- The Physics & Astronomy Department has graduated an average 19 majors per year from 2002-2011. (For comparison, 2008 national data: Bachelor’s-granting departments produced an average of 4.8 physics majors per year; Master’s granting departments had an average of 6.0, and Ph.D.- granting departments produced an average of 16.2 physics and astronomy Bachelor’s degrees).
- Almost half of Carleton physics majors continue on with graduate training in science or engineering. From 2002-2011 Carleton physics graduates matriculated into graduate programs in physics and astronomy at Arizona, Boston University, Carnegie-Mellon University, University of California – Berkeley, University of Colorado-Boulder, Colorado School of Mines, Columbia, Cornell, Duke, George Washington, Georgia Tech, Harvard, Illinois, Johns Hopkins, University of Manchester (GB), Maryland, Michigan, Minnesota, MIT, New Mexico, Northwestern, Ohio, Oregon, Pennsylvania, Penn State, Princeton, Purdue, Rice, University of Rochester, Stanford, SUNY Stony Brook, Texas, Texas A&M, Washington, West Virginia, William and Mary, and Wisconsin.
- Carleton ranks first among baccalaureate colleges in the absolute number of graduates who go on to receive a Ph.D. in physics or astronomy, and 31st nationally compared to all US colleges and universities.
- From 1990-2009, Carleton averaged 6.85 majors per year obtaining a Ph.D. in physics, astronomy and engineering (76 Carleton physics majors earned Ph.D.’s in physics, 28 Ph.D.’s in astronomy, and 33 Ph.D.’s in engineering). This Ph.D. production rate for physics and astronomy puts Carleton College second (behind Harvey Mudd) on the list of baccalaureate colleges.

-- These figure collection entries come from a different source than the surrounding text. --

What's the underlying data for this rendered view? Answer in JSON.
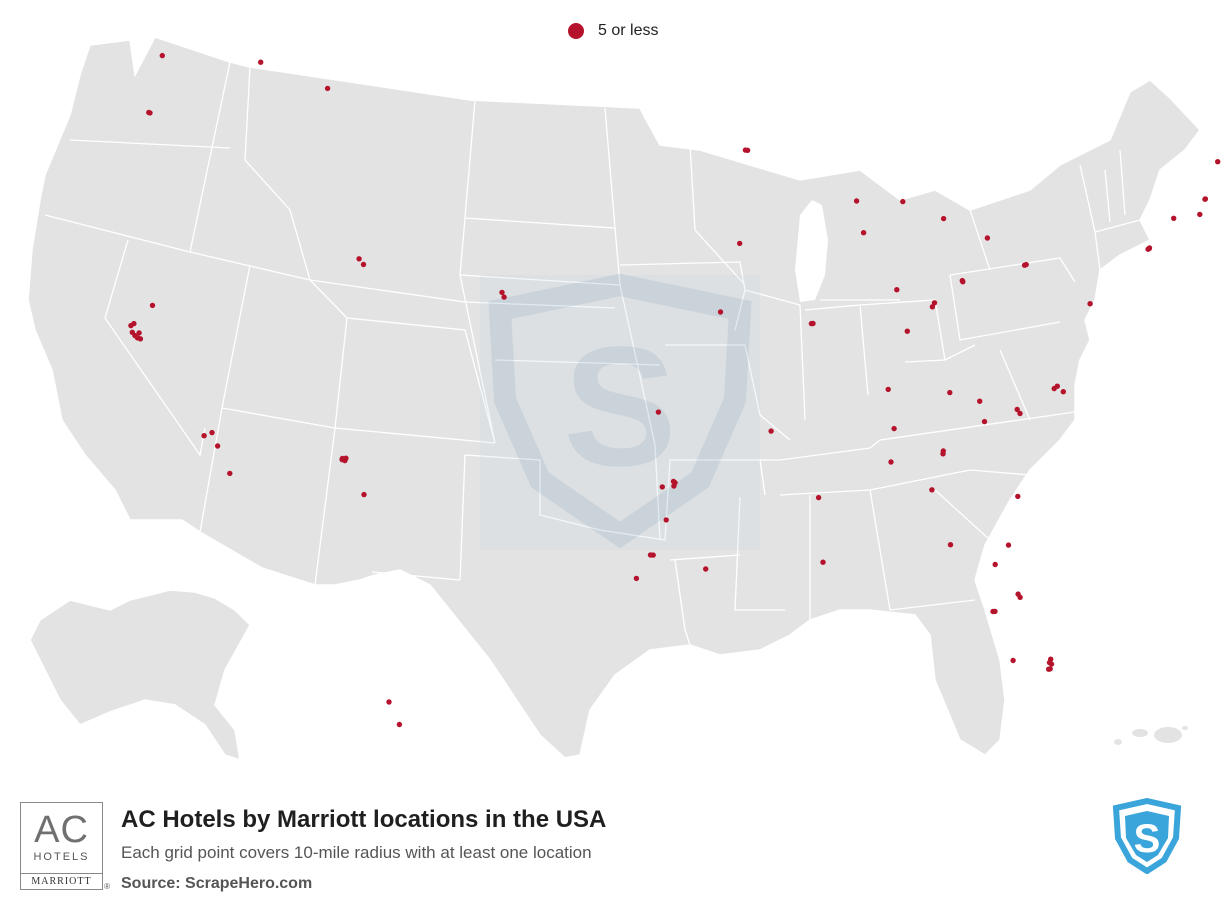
{
  "legend": {
    "label": "5 or less",
    "marker_color": "#b5122c"
  },
  "map": {
    "region": "United States",
    "land_color": "#e3e3e3",
    "border_color": "#ffffff",
    "marker_color": "#b5122c",
    "watermark": "ScrapeHero shield",
    "location_points": [
      {
        "lat": 47.61,
        "lon": -122.33
      },
      {
        "lat": 45.52,
        "lon": -122.68
      },
      {
        "lat": 45.51,
        "lon": -122.62
      },
      {
        "lat": 47.66,
        "lon": -117.42
      },
      {
        "lat": 46.87,
        "lon": -114.0
      },
      {
        "lat": 38.58,
        "lon": -121.49
      },
      {
        "lat": 37.87,
        "lon": -122.27
      },
      {
        "lat": 37.79,
        "lon": -122.4
      },
      {
        "lat": 37.55,
        "lon": -122.3
      },
      {
        "lat": 37.44,
        "lon": -122.16
      },
      {
        "lat": 37.34,
        "lon": -121.89
      },
      {
        "lat": 37.55,
        "lon": -121.98
      },
      {
        "lat": 37.37,
        "lon": -122.03
      },
      {
        "lat": 34.15,
        "lon": -118.14
      },
      {
        "lat": 34.02,
        "lon": -118.49
      },
      {
        "lat": 33.68,
        "lon": -117.83
      },
      {
        "lat": 32.72,
        "lon": -117.16
      },
      {
        "lat": 33.45,
        "lon": -112.07
      },
      {
        "lat": 33.42,
        "lon": -111.94
      },
      {
        "lat": 33.49,
        "lon": -112.06
      },
      {
        "lat": 33.51,
        "lon": -111.9
      },
      {
        "lat": 32.22,
        "lon": -110.97
      },
      {
        "lat": 40.76,
        "lon": -111.89
      },
      {
        "lat": 40.56,
        "lon": -111.66
      },
      {
        "lat": 39.74,
        "lon": -104.99
      },
      {
        "lat": 39.57,
        "lon": -104.88
      },
      {
        "lat": 44.98,
        "lon": -93.27
      },
      {
        "lat": 44.97,
        "lon": -93.16
      },
      {
        "lat": 41.59,
        "lon": -93.62
      },
      {
        "lat": 39.1,
        "lon": -94.58
      },
      {
        "lat": 38.63,
        "lon": -90.2
      },
      {
        "lat": 38.63,
        "lon": -90.28
      },
      {
        "lat": 43.04,
        "lon": -87.91
      },
      {
        "lat": 41.88,
        "lon": -87.63
      },
      {
        "lat": 42.96,
        "lon": -85.67
      },
      {
        "lat": 42.28,
        "lon": -83.74
      },
      {
        "lat": 41.5,
        "lon": -81.69
      },
      {
        "lat": 40.44,
        "lon": -80.0
      },
      {
        "lat": 40.46,
        "lon": -79.92
      },
      {
        "lat": 39.96,
        "lon": -83.0
      },
      {
        "lat": 40.0,
        "lon": -83.02
      },
      {
        "lat": 39.77,
        "lon": -86.16
      },
      {
        "lat": 39.1,
        "lon": -84.51
      },
      {
        "lat": 39.24,
        "lon": -84.4
      },
      {
        "lat": 38.25,
        "lon": -85.76
      },
      {
        "lat": 36.16,
        "lon": -86.78
      },
      {
        "lat": 35.96,
        "lon": -83.92
      },
      {
        "lat": 35.47,
        "lon": -97.52
      },
      {
        "lat": 34.75,
        "lon": -92.29
      },
      {
        "lat": 32.78,
        "lon": -96.8
      },
      {
        "lat": 32.95,
        "lon": -96.82
      },
      {
        "lat": 32.75,
        "lon": -97.33
      },
      {
        "lat": 32.9,
        "lon": -96.75
      },
      {
        "lat": 31.55,
        "lon": -97.15
      },
      {
        "lat": 30.27,
        "lon": -97.74
      },
      {
        "lat": 30.27,
        "lon": -97.86
      },
      {
        "lat": 29.42,
        "lon": -98.49
      },
      {
        "lat": 29.76,
        "lon": -95.37
      },
      {
        "lat": 32.3,
        "lon": -90.18
      },
      {
        "lat": 29.95,
        "lon": -90.07
      },
      {
        "lat": 33.52,
        "lon": -86.8
      },
      {
        "lat": 34.73,
        "lon": -86.59
      },
      {
        "lat": 33.75,
        "lon": -84.39
      },
      {
        "lat": 33.85,
        "lon": -84.37
      },
      {
        "lat": 32.08,
        "lon": -81.09
      },
      {
        "lat": 32.46,
        "lon": -84.99
      },
      {
        "lat": 30.44,
        "lon": -84.28
      },
      {
        "lat": 30.33,
        "lon": -81.66
      },
      {
        "lat": 29.65,
        "lon": -82.32
      },
      {
        "lat": 28.54,
        "lon": -81.38
      },
      {
        "lat": 28.42,
        "lon": -81.3
      },
      {
        "lat": 27.95,
        "lon": -82.46
      },
      {
        "lat": 27.95,
        "lon": -82.55
      },
      {
        "lat": 26.14,
        "lon": -81.8
      },
      {
        "lat": 26.12,
        "lon": -80.14
      },
      {
        "lat": 25.94,
        "lon": -80.12
      },
      {
        "lat": 25.77,
        "lon": -80.19
      },
      {
        "lat": 25.76,
        "lon": -80.26
      },
      {
        "lat": 26.0,
        "lon": -80.2
      },
      {
        "lat": 35.23,
        "lon": -80.84
      },
      {
        "lat": 35.08,
        "lon": -80.72
      },
      {
        "lat": 35.6,
        "lon": -82.55
      },
      {
        "lat": 34.85,
        "lon": -82.39
      },
      {
        "lat": 35.78,
        "lon": -78.64
      },
      {
        "lat": 35.99,
        "lon": -78.9
      },
      {
        "lat": 35.91,
        "lon": -79.05
      },
      {
        "lat": 38.9,
        "lon": -77.04
      },
      {
        "lat": 40.74,
        "lon": -73.99
      },
      {
        "lat": 40.76,
        "lon": -73.98
      },
      {
        "lat": 40.72,
        "lon": -74.05
      },
      {
        "lat": 41.76,
        "lon": -72.68
      },
      {
        "lat": 42.36,
        "lon": -71.06
      },
      {
        "lat": 42.35,
        "lon": -71.08
      },
      {
        "lat": 41.82,
        "lon": -71.41
      },
      {
        "lat": 43.66,
        "lon": -70.26
      },
      {
        "lat": 21.3,
        "lon": -157.86
      },
      {
        "lat": 20.89,
        "lon": -156.47
      }
    ]
  },
  "footer": {
    "logo": {
      "mark": "AC",
      "sub": "HOTELS",
      "parent": "MARRIOTT",
      "reg": "®"
    },
    "title": "AC Hotels by Marriott locations in the USA",
    "subtitle": "Each grid point covers 10-mile radius with at least one location",
    "source": "Source: ScrapeHero.com",
    "source_logo_color": "#3aa5db"
  }
}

- The Ph.D. production rate for women is equally impressive. From 1990-2009, 19 women physics majors from Carleton earned Ph.D.’s in physics; Carleton and Bryn Mawr are tied for first among liberal arts colleges, and 10th among all US universities and colleges.
Carleton physics majors are leaders in the field. In 2012 two of our students received a Goldwater and a Churchill Scholarship and two recent alums received National Science Foundation Graduate School Fellowships.